Das ist unterschiedlich. Die priv. Versicherung übernimmt das mehr oder weniger, aber man hat eine Einschränkung durch den max. Zuschussbetrag (wenn der aufgebraucht ist, ist man weg) oder mit 65 J. ist man sowieso raus. In Finnland kann man keine priv. Krankenversicherung über 65 J. erhalten.
Smiley??? hat geschrieben:
Gibt es einen Hausarzt denn ich mir beim Einwohnermeldeamt raussuchen kann wenn ich mich anmelde, oder habe ich freie Auswahl?

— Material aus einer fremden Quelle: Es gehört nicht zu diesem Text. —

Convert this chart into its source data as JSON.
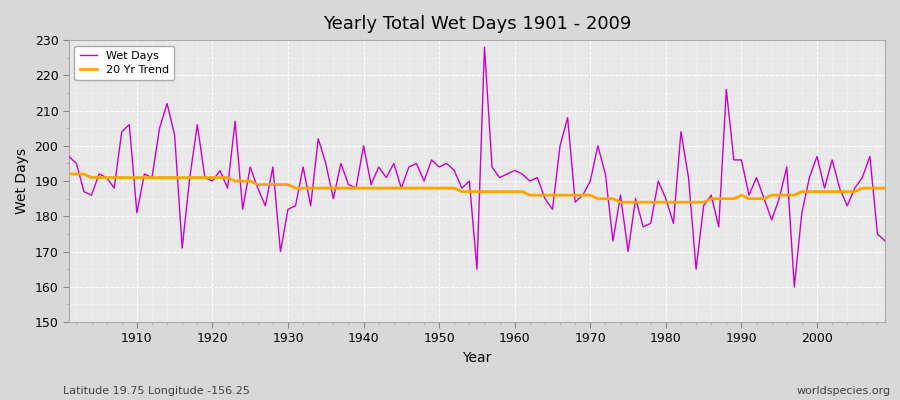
{
  "title": "Yearly Total Wet Days 1901 - 2009",
  "xlabel": "Year",
  "ylabel": "Wet Days",
  "subtitle": "Latitude 19.75 Longitude -156.25",
  "watermark": "worldspecies.org",
  "ylim": [
    150,
    230
  ],
  "yticks": [
    150,
    160,
    170,
    180,
    190,
    200,
    210,
    220,
    230
  ],
  "line_color": "#cc00cc",
  "trend_color": "#ffa500",
  "fig_facecolor": "#d8d8d8",
  "plot_facecolor": "#e8e8e8",
  "years": [
    1901,
    1902,
    1903,
    1904,
    1905,
    1906,
    1907,
    1908,
    1909,
    1910,
    1911,
    1912,
    1913,
    1914,
    1915,
    1916,
    1917,
    1918,
    1919,
    1920,
    1921,
    1922,
    1923,
    1924,
    1925,
    1926,
    1927,
    1928,
    1929,
    1930,
    1931,
    1932,
    1933,
    1934,
    1935,
    1936,
    1937,
    1938,
    1939,
    1940,
    1941,
    1942,
    1943,
    1944,
    1945,
    1946,
    1947,
    1948,
    1949,
    1950,
    1951,
    1952,
    1953,
    1954,
    1955,
    1956,
    1957,
    1958,
    1959,
    1960,
    1961,
    1962,
    1963,
    1964,
    1965,
    1966,
    1967,
    1968,
    1969,
    1970,
    1971,
    1972,
    1973,
    1974,
    1975,
    1976,
    1977,
    1978,
    1979,
    1980,
    1981,
    1982,
    1983,
    1984,
    1985,
    1986,
    1987,
    1988,
    1989,
    1990,
    1991,
    1992,
    1993,
    1994,
    1995,
    1996,
    1997,
    1998,
    1999,
    2000,
    2001,
    2002,
    2003,
    2004,
    2005,
    2006,
    2007,
    2008,
    2009
  ],
  "wet_days": [
    197,
    195,
    187,
    186,
    192,
    191,
    188,
    204,
    206,
    181,
    192,
    191,
    205,
    212,
    203,
    171,
    191,
    206,
    191,
    190,
    193,
    188,
    207,
    182,
    194,
    188,
    183,
    194,
    170,
    182,
    183,
    194,
    183,
    202,
    195,
    185,
    195,
    189,
    188,
    200,
    189,
    194,
    191,
    195,
    188,
    194,
    195,
    190,
    196,
    194,
    195,
    193,
    188,
    190,
    165,
    228,
    194,
    191,
    192,
    193,
    192,
    190,
    191,
    185,
    182,
    200,
    208,
    184,
    186,
    190,
    200,
    192,
    173,
    186,
    170,
    185,
    177,
    178,
    190,
    185,
    178,
    204,
    191,
    165,
    183,
    186,
    177,
    216,
    196,
    196,
    186,
    191,
    185,
    179,
    185,
    194,
    160,
    181,
    191,
    197,
    188,
    196,
    188,
    183,
    188,
    191,
    197,
    175,
    173
  ],
  "trend": [
    192,
    192,
    192,
    191,
    191,
    191,
    191,
    191,
    191,
    191,
    191,
    191,
    191,
    191,
    191,
    191,
    191,
    191,
    191,
    191,
    191,
    191,
    190,
    190,
    190,
    189,
    189,
    189,
    189,
    189,
    188,
    188,
    188,
    188,
    188,
    188,
    188,
    188,
    188,
    188,
    188,
    188,
    188,
    188,
    188,
    188,
    188,
    188,
    188,
    188,
    188,
    188,
    187,
    187,
    187,
    187,
    187,
    187,
    187,
    187,
    187,
    186,
    186,
    186,
    186,
    186,
    186,
    186,
    186,
    186,
    185,
    185,
    185,
    184,
    184,
    184,
    184,
    184,
    184,
    184,
    184,
    184,
    184,
    184,
    184,
    185,
    185,
    185,
    185,
    186,
    185,
    185,
    185,
    186,
    186,
    186,
    186,
    187,
    187,
    187,
    187,
    187,
    187,
    187,
    187,
    188,
    188,
    188,
    188
  ]
}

Beim öffentlichen ist es auf jeden Fall Kotilääkäri, also ein zugewiesener Arzt, aber immer mehr Stimmen wehren sich dagegen. Es soll bald gekippt werden. Mal sehen. Bei Arbeitgeberleistung ist es auch ein Firmenarzt, aber man kann in der Regel auch alle anderen Allgemeinärzte dieser Grosspraxis aufsuchen. Bei "kleinen" Sachen sind Finnen gewöhnt, sowohl öffentlich als auch in Privatsystem zu einer hoitaja (Krankenschwester) zu gehen. Im öffentlichen System muss man sogar, beim Privaten macht man es, wenn man nur ein nicht-kritisches Rezept braucht, eine Impfung oder mal ein Schnupfen nervt. Ich tue es nicht, gehe immer sofort zum (Firmen-)arzt.
Smiley??? hat geschrieben:
Wie sind die Wartezeiten für Krankenhäuser? Gibts da ggf. schnell einen Termin oder sind Wartezeiten von einem 1/2 Jahr normal?
In der Regel sehr lang oder man bekommt gar eine Absage, je nach Krankheit, je nach Gebiet (ganz gut, wenn eine Uniklinik in der Nähe ist). Ganz schlimm wenn's um Gelenke geht, mein Mann war vor einigen Jahren Anfang 40 "zu alt" um es nochmal zu richten, hätte er darauf bestanden, seinen Arm wieder bewegen zu können (!), wäre die Wartezeit 5 Jahre. Tagessätze usw. gibt es mW. auch. Er ging dann privat und die Rechnung währe horrend (6.000 euro für eine eintägige Ambulante Behandlung), hätte es die Freizeitversicherung nicht bezahlt. Die ist noch nützlich privat, muss ich erwähnen. Es gilt für jegliche Reise-, Freizeit- Arbeitswegverletzungen. Auch die können die Übernahme ablehnen, wie es ihnen passt (war in unserem Fall so), aber es ist eine zusätzliche Sicherheit. Meistens bieten es Arbeitgeber, Berufsunionen, oder Kreditkarten zusätzlich an, teils kostenlos (bzw. ohne Mehrkosten).
Noch ziemlich kritisch in meinen Augen: Ambulanzschnelligkeit. Man kann Glück haben und bekommt schnell Hilfe wenn es darauf ankommt, oder man ist auf lange Wartezeiten angewiesen, besonders weil neulich viele Zentren abgeschafft wurden und die Entfernungen sind sehr gross.
Mehr fällt mir nicht ein, vieles hängt von persönlichen Faktoren ab, wird man damit zufriedener oder nicht. Mein Fazit: mit Arbeitgeberleistung, recht guter Gesundheit und guten Zähnen lebt man hier unbesorgt.